When Wall Street focuses on Washington, volatility often ensues. Such has been the case over the past several weeks. Markets got a boost last week on apparent progress in talks to avert the fiscal cliff -- spending cuts and tax hikes due at the the beginning of next year. However, the opposite effect has occurred over the past two days on word Congress may be deadlocked once again. Indeed, top lawmakers on both sides of the aisle pointed to limited progress and resorted to criticizing the other party.
Economists and political analysts broadly expect a deal to get done because the economic consequences would be so severe. However, the uncertainty over the shape and timing of a deal has in the past roiled financial markets, led ratings companies to threaten America's credit rating and weighed on consumer confidence.
"With just over four weeks to go, the mixed signals out of Washington yesterday are further reminders that talk alone (happy or otherwise) is insufficient in dealing with the fiscal cliff," analysts at Nomura wrote in a note to clients.
On the economic front, traders will get fresh data on the housing market. Sales of new homes are expected to have risen to an annualized pace of 390,000 units in October from 389,000 the month before. The closely-followed S&P/Case-Shiller report released Tuesday showed home prices in 20 major metropolitan markets having increased in September.
In general, data have pointed to continued recovery for the embattled housing market. However, economists are quick to point out that the rebound has come from very depressed levels.

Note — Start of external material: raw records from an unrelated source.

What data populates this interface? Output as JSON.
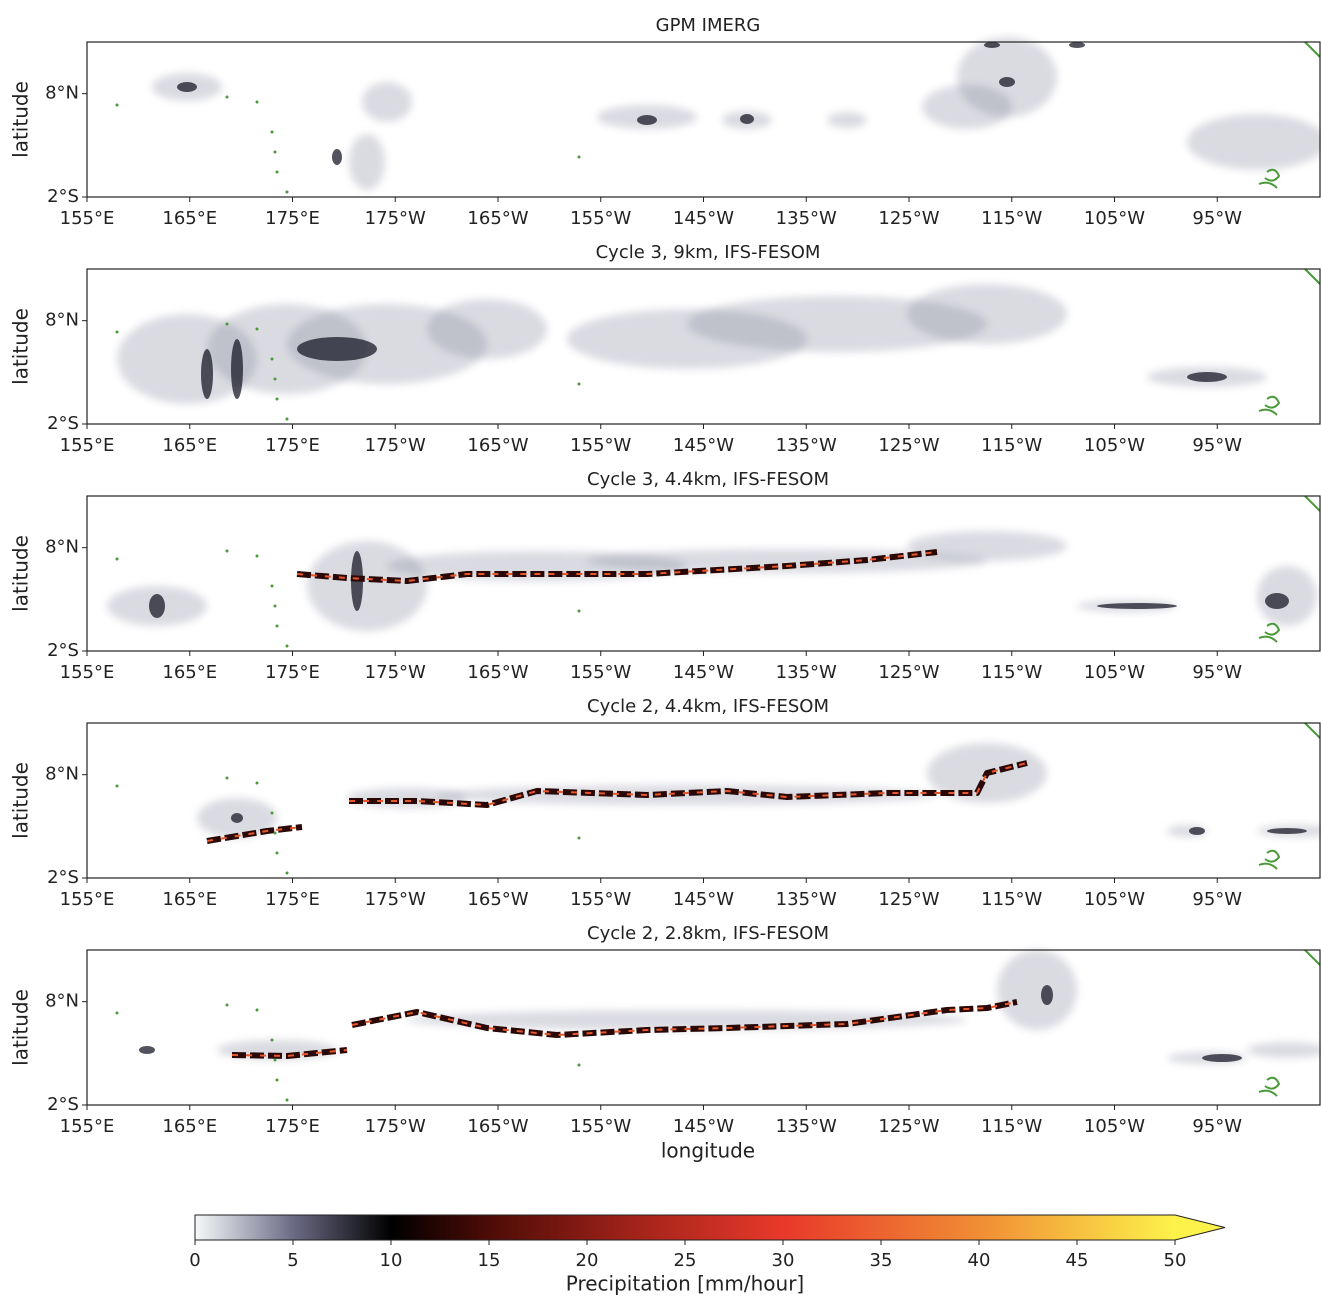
{
  "panels": [
    {
      "title": "GPM IMERG"
    },
    {
      "title": "Cycle 3, 9km, IFS-FESOM"
    },
    {
      "title": "Cycle 3, 4.4km, IFS-FESOM"
    },
    {
      "title": "Cycle 2, 4.4km, IFS-FESOM"
    },
    {
      "title": "Cycle 2, 2.8km, IFS-FESOM"
    }
  ],
  "ylabel": "latitude",
  "xlabel": "longitude",
  "xlim": [
    155,
    275
  ],
  "ylim": [
    -2,
    13
  ],
  "xticks": [
    {
      "value": 155,
      "label": "155°E"
    },
    {
      "value": 165,
      "label": "165°E"
    },
    {
      "value": 175,
      "label": "175°E"
    },
    {
      "value": 185,
      "label": "175°W"
    },
    {
      "value": 195,
      "label": "165°W"
    },
    {
      "value": 205,
      "label": "155°W"
    },
    {
      "value": 215,
      "label": "145°W"
    },
    {
      "value": 225,
      "label": "135°W"
    },
    {
      "value": 235,
      "label": "125°W"
    },
    {
      "value": 245,
      "label": "115°W"
    },
    {
      "value": 255,
      "label": "105°W"
    },
    {
      "value": 265,
      "label": "95°W"
    }
  ],
  "yticks": [
    {
      "value": -2,
      "label": "2°S"
    },
    {
      "value": 8,
      "label": "8°N"
    }
  ],
  "colorbar": {
    "label": "Precipitation [mm/hour]",
    "lim": [
      0,
      50
    ],
    "ticks": [
      0,
      5,
      10,
      15,
      20,
      25,
      30,
      35,
      40,
      45,
      50
    ]
  }
}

At 2:00 p.m. ET, the Federal Reserve releases its Beige Book, an anecdotal report on the U.S. economy broken down by the 12 Fed districts. Economists will specifically be looking for the central bank's view of the economy, housing market, inflation and headwinds to growth. The report may have information on the impact of Hurricane Sandy as well, economists said ahead of the report.
Oil futures slumped for the third day in a row. The benchmark crude contract slipped 72 cents, or 0.81%, to $86.46 a barrel. Wholesale New York Harbor gasoline dipped 0.44% to $2.72 a gallon.
In metals, gold fell $7.30, or 0.42%, to $1,737 a troy ounce.
The Euro Stoxx 50 fell 0.47% to 2531, the English FTSE 100 dipped 0.2% to 5788 and the German DAX slumped 0.22% to 7316.
In Asia, the Japanese Nikkei 225 sold off by 1.2% to 9308 and the Chinese Hang Seng dropped 0.62% to 21709.